# grounding breaker panel



## fuzzman (Jun 24, 2010)

I recently looked in my breaker panel and noticed that the nuetral and ground wires are connected to the same bar, i have heard that that is ok unless this is at a sub panel. my house has all cpvc plumbing. can someone tell me how my breaker panel should be grounded. as it stands i see no #4 bare copper hooked up to the grounding panel but my recepticle tester function properly.


----------



## triple D (Jun 26, 2010)

is your entire house plastic plumbing including main line coming in? if so you should have two ground rods outside, with a #6 copper to them from neutral bar.


----------



## fuzzman (Jun 26, 2010)

no i have access to my water supply line coming in to the house it is copper my question is do i need to run my ground from the neutral/ground bar to the water supply inlet or a ground fromn water supply inlet to ground rod


----------



## speedy petey (Jun 26, 2010)

fuzzman said:


> no i have access to my water supply line coming in to the house it is copper my question is do i need to run my ground from the neutral/ground bar to the water supply inlet or a ground fromn water supply inlet to ground rod


First off, please try to write in sentences. It is hard to read the way you are writing. Thanks.


If the main line coming into the house is metallic you must connect to this pipe within ' of where it enters the house. This wire originates at the neutral/ground bar of your service. You would typically use a #4cu for 200A and #8cu for 100A.
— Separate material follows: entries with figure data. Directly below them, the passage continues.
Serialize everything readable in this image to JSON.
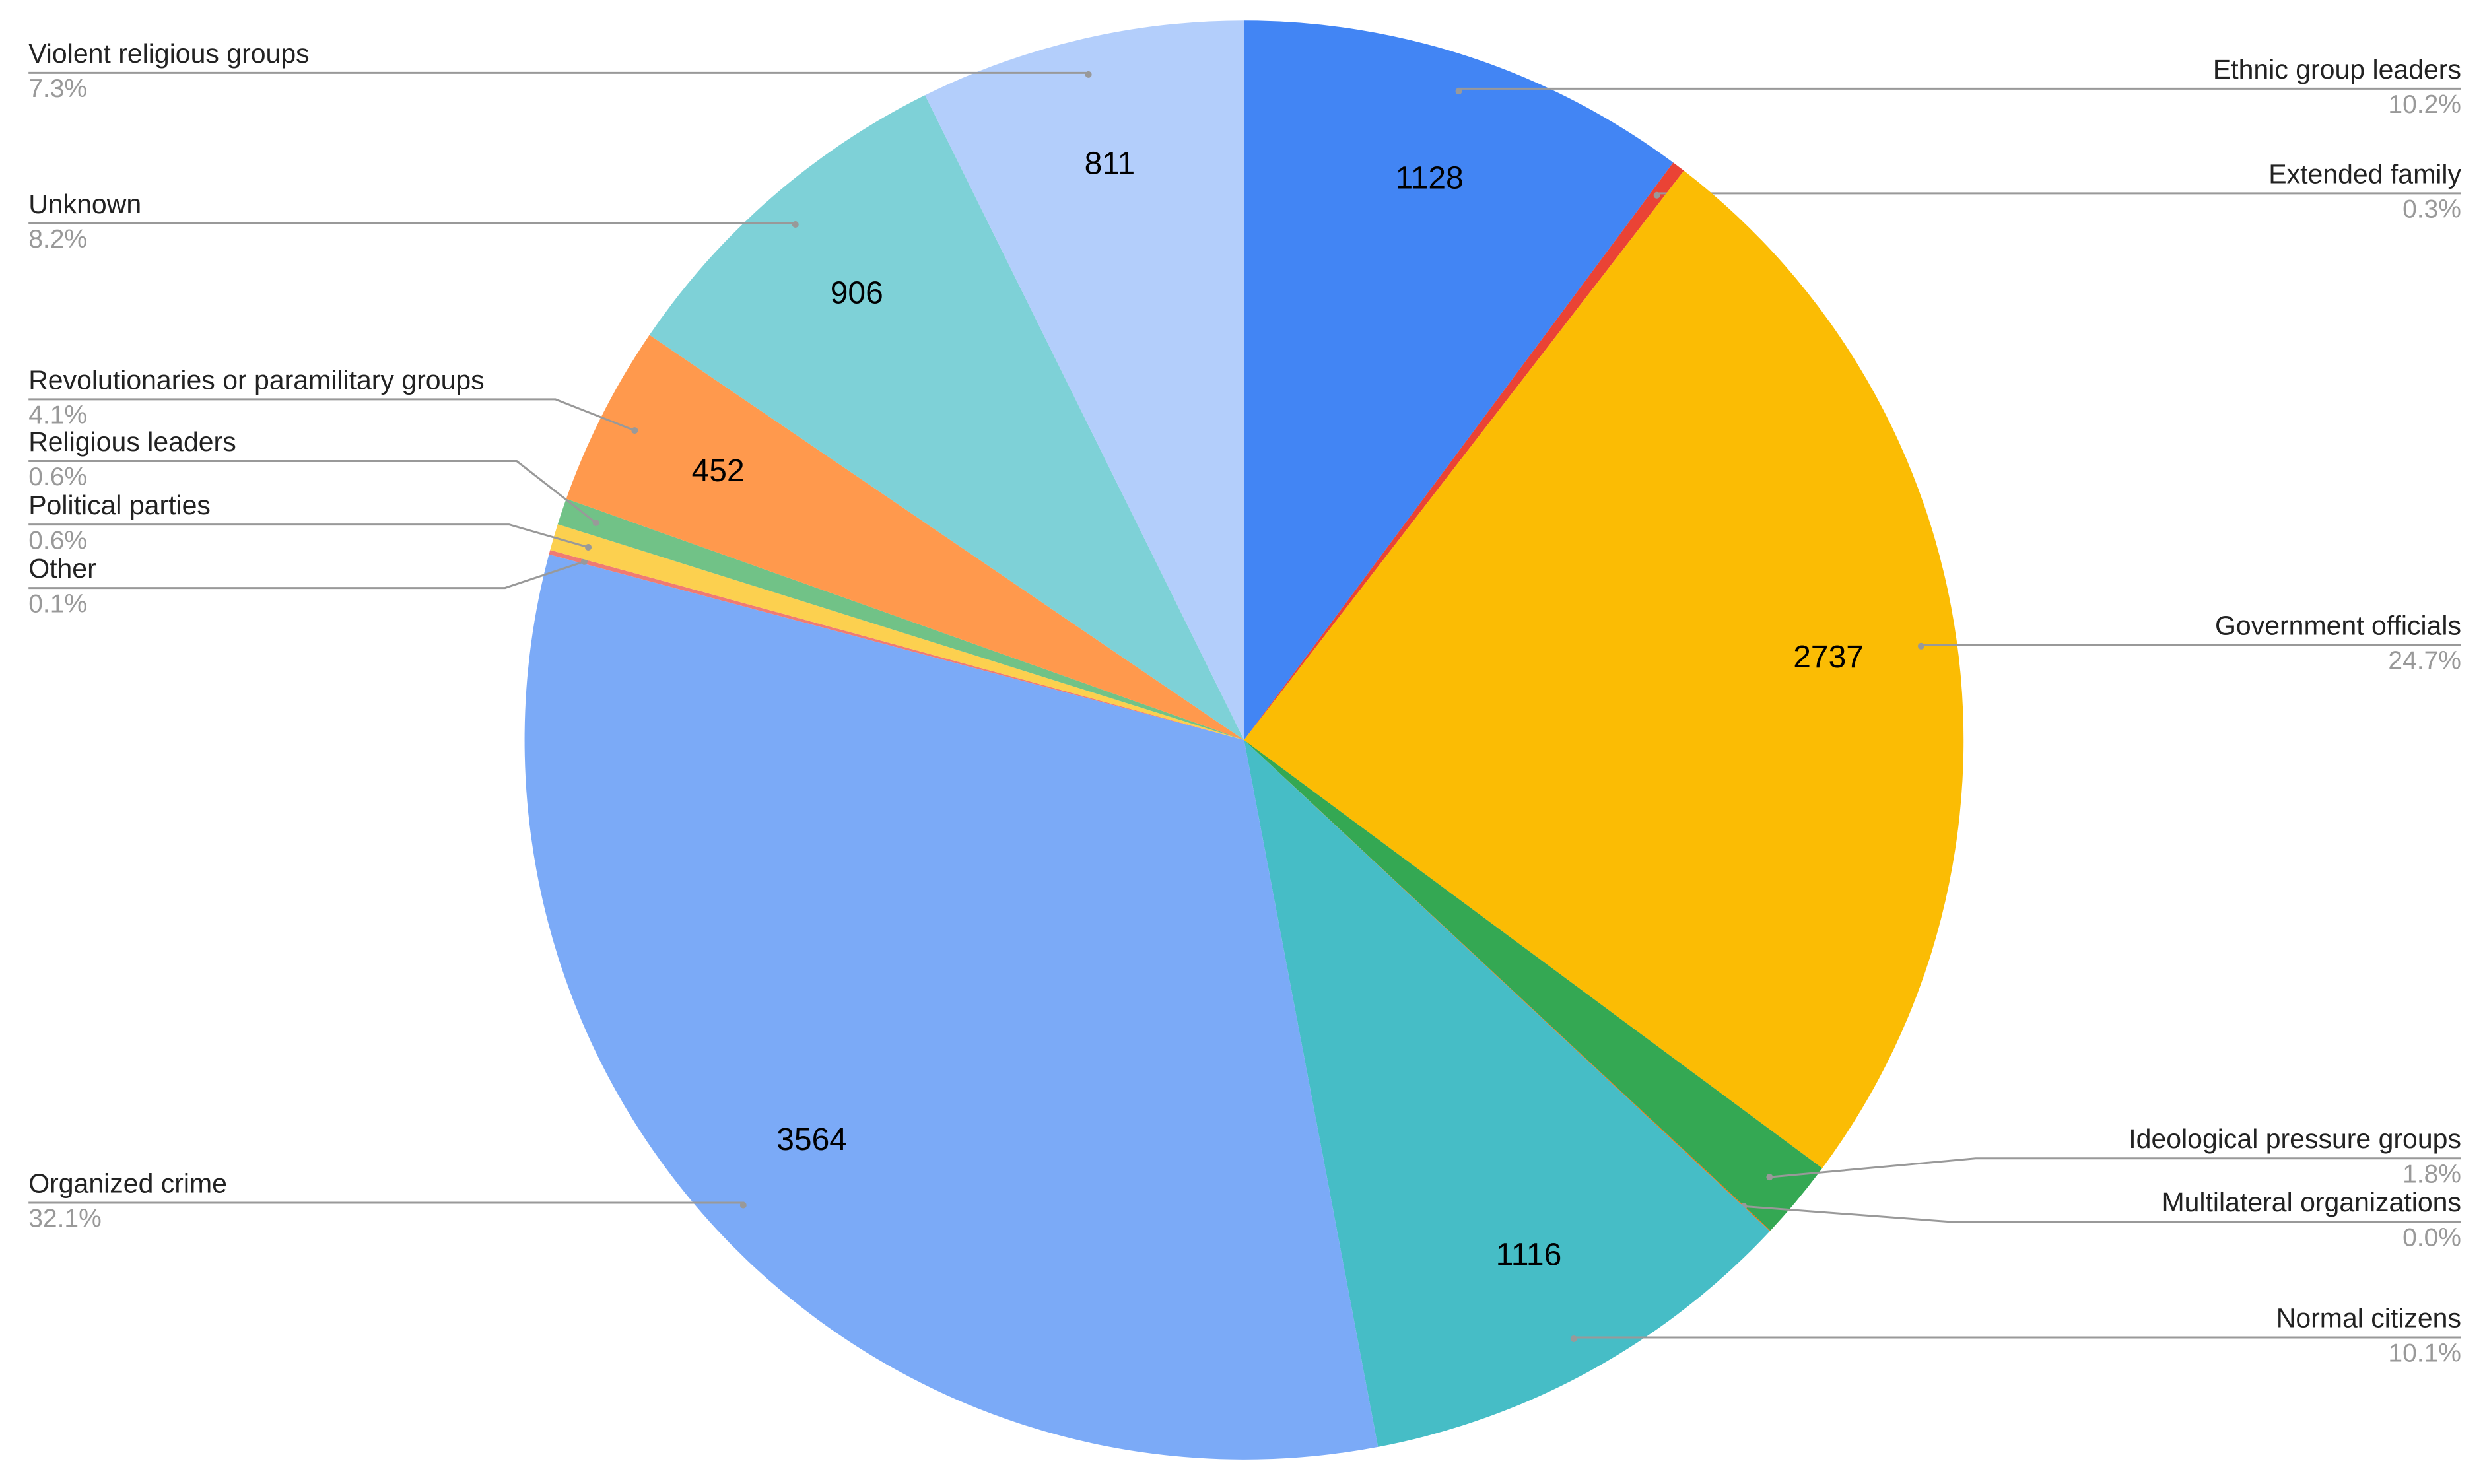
{
  "chart_data": {
    "type": "pie",
    "categories": [
      "Ethnic group leaders",
      "Extended family",
      "Government officials",
      "Ideological pressure groups",
      "Multilateral organizations",
      "Normal citizens",
      "Organized crime",
      "Other",
      "Political parties",
      "Religious leaders",
      "Revolutionaries or paramilitary groups",
      "Unknown",
      "Violent religious groups"
    ],
    "values": [
      1128,
      33,
      2737,
      199,
      2,
      1116,
      3564,
      11,
      66,
      66,
      452,
      906,
      811
    ],
    "percent_labels": [
      "10.2%",
      "0.3%",
      "24.7%",
      "1.8%",
      "0.0%",
      "10.1%",
      "32.1%",
      "0.1%",
      "0.6%",
      "0.6%",
      "4.1%",
      "8.2%",
      "7.3%"
    ],
    "colors": [
      "#4285f4",
      "#ea4335",
      "#fbbc04",
      "#34a853",
      "#ff6d01",
      "#46bdc6",
      "#7baaf7",
      "#f07b72",
      "#fcd04f",
      "#71c287",
      "#ff994d",
      "#7ed1d7",
      "#b3cefb"
    ]
  }
}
The reason your tester works is because these grounding electrode wires have NOTHING to do with grounding the circuits in your house. This is a different thing entirely. 
A circuit "ground" comes from the neutral to ground bond in your main panel in the form of a neutral bonding jumper which is installed when the service is installed.


----------



## triple D (Jun 26, 2010)

what did'nt show up in speedy's post is the number 5 before the 'symbol. you must be within 5' of the foundation or slab (where the pipe enters the building line) when you hook to water line. And you will also need the grnd rods I spoke of. Good luck.....


----------



## speedy petey (Jun 26, 2010)

Yeah, that's weird. I swore it was there in the preview. 
 Thanks DDD.


----------



## fuzzman (Jun 26, 2010)

Thank you Triple and Petey for all of the great information.  I understand what needs to be done.
Thanks again


----------